“Government is trusted with reserving for its citizens the integrity of their public records,” you said in your Sept. 19 editorial (“States Open Document Dispute Raises Legacy Questions”).
However, government is also required to exercise fiscal responsibility with the money provided to it by its citizens.
The Commonwealth of Massachusetts proposal to mandate that all documents be in open document formats will require the spending of millions of taxpayer dollars.
Known costs will include acquisition of new technologies (even open-source technology comes at a price), training the commonwealths thousands of employees and the back-file conversion of millions of documents.

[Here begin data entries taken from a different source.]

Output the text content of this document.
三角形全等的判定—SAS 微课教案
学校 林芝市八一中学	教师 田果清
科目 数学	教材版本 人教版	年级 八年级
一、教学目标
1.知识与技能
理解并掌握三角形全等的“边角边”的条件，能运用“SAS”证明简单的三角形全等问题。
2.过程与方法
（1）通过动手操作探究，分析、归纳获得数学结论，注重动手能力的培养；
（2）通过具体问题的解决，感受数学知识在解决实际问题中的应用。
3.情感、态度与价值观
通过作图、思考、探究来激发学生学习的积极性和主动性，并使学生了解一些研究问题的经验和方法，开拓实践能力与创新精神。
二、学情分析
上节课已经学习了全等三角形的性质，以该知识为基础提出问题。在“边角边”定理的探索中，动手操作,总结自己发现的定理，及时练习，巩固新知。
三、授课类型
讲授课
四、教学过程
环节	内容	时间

And then there are the unknown costs. How do we quantify the certain loss of productivity as the commonwealths workers adopt new technologies? What will the impact be on its citizens?
The commonwealths mandate reeks of ideology, especially in light of Microsofts own intentions to support a royalty-free XML format in the upcoming Office 12 release. I am not pro-Microsoft; I am a citizen of the commonwealth who wants to see its agencies be more productive, not less, and exercise fiscal responsibility.
Kyle McNabb
I applaud your stand supporting the Massachusetts plan to mandate an open document policy for its records (Editorial, “Documents for Tomorrow” or “States Open Document Dispute Raises Legacy Questions,” Sept. 19).

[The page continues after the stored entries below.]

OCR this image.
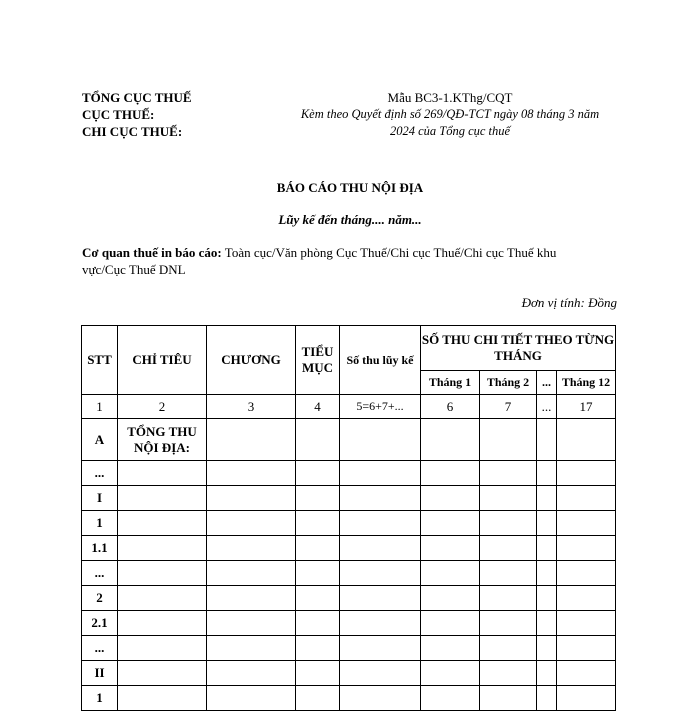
TỔNG CỤC THUẾ
CỤC THUẾ:
CHI CỤC THUẾ:
Mẫu BC3-1.KThg/CQT
Kèm theo Quyết định số 269/QĐ-TCT ngày 08 tháng 3 năm
2024 của Tổng cục thuế
BÁO CÁO THU NỘI ĐỊA
Lũy kế đến tháng.... năm...
Cơ quan thuế in báo cáo: Toàn cục/Văn phòng Cục Thuế/Chi cục Thuế/Chi cục Thuế khu vực/Cục Thuế DNL
Đơn vị tính: Đồng
STT	CHỈ TIÊU	CHƯƠNG	TIỂU MỤC	Số thu lũy kế	SỐ THU CHI TIẾT THEO TỪNG THÁNG			
					Tháng 1	Tháng 2	...	Tháng 12
1	2	3	4	5=6+7+...	6	7	...	17
A	TỔNG THU NỘI ĐỊA:							
...								
I								
1								
1.1								
...								
2								
2.1								
...								
II								
1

Your commentary, however, muddies the water around the choice by bringing into the discussion a separate but related issue thats been called “data shepherding.”

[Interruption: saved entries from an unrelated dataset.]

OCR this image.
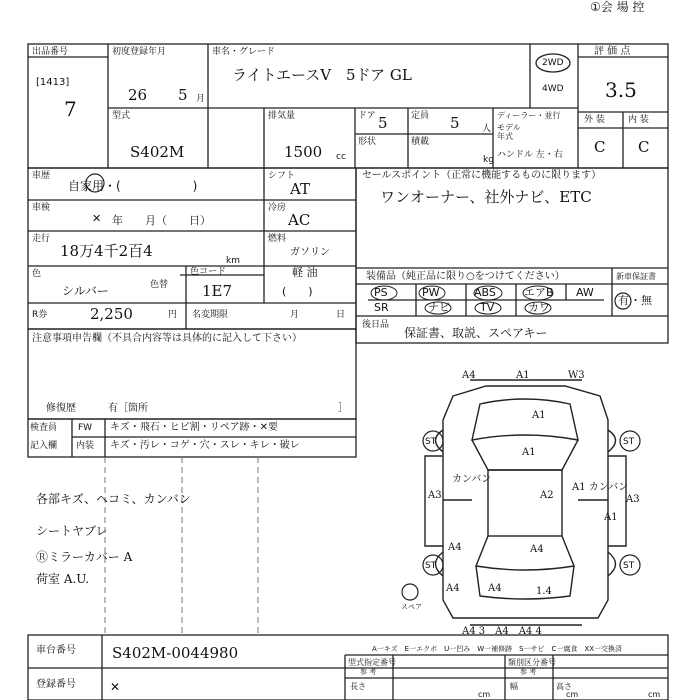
①会 場 控
出品番号
[1413]
7
初度登録年月
26 5 月
車名・グレード
ライトエースV　5ドア GL
2WD
4WD
評 価 点
3.5
型式
S402M
排気量
1500 cc
ドア 5	定員 5 人
形状	積載
kg
ディーラー・並行
モデル
年式
ハンドル 左・右
外 装	内 装
C C
車歴
自家用・(　　　　　　)
シフト
AT
セールスポイント（正常に機能するものに限ります）
ワンオーナー、社外ナビ、ETC
車検
✕ 年　　月（　　日）
冷房
AC
走行
18万4千2百4
km
燃料
ガソリン
軽 油
(　　)
色
シルバー	色替
色コード
1E7
R券	2,250	円 名変期限	月	日
装備品（純正品に限り○をつけてください）	新車保証書
有 ・無
PS	PW	ABS	エアB AW
SR	ナビ	TV	カワ
後日品
保証書、取説、スペアキー
注意事項申告欄（不具合内容等は具体的に記入して下さい）
修復歴	有［箇所	］
検査員
記入欄
FW キズ・飛石・ヒビ割・リペア跡・✕要
内装 キズ・汚レ・コゲ・穴・スレ・キレ・破レ
各部キズ、ヘコミ、カンバン
シートヤブレ
Ⓡミラーカバー A
荷室 A.U.
A4	A1	W3
A1
A1
カンバン
A1 カンバン
A2
A3	A3
A1
A4	A4
A4	A4	1.4
ST	ST
ST	ST
スペア
A4 3　A4　A4 4
A一キズ　E一エクボ　U一凹み　W一補修跡　S一サビ　C一腐食　XX一交換済
車台番号 S402M-0044980
登録番号	✕
型式指定番号
参 考
類別区分番号
参 考
長さ
cm
幅
cm
高さ
cm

Data shepherding, as defined in an article I saw, is the process of moving stored data from older technology to newer technology to keep it intact. Clearly, there is an associated technology issue—namely, what are you going to use to interpret that data? Your editorial raises the question, “… in 100 years, will a version of Microsoft Word exist that will read a Word document created in the year 2005?”
Part of the data shepherding process is to ensure that the data format is converted, if necessary, to a newer format that is supported by current software. Almost everyone is ignoring that part of the process. If that Word document was a documented, published format, someone 100 years from now could write a format-conversion program to translate it to something modern.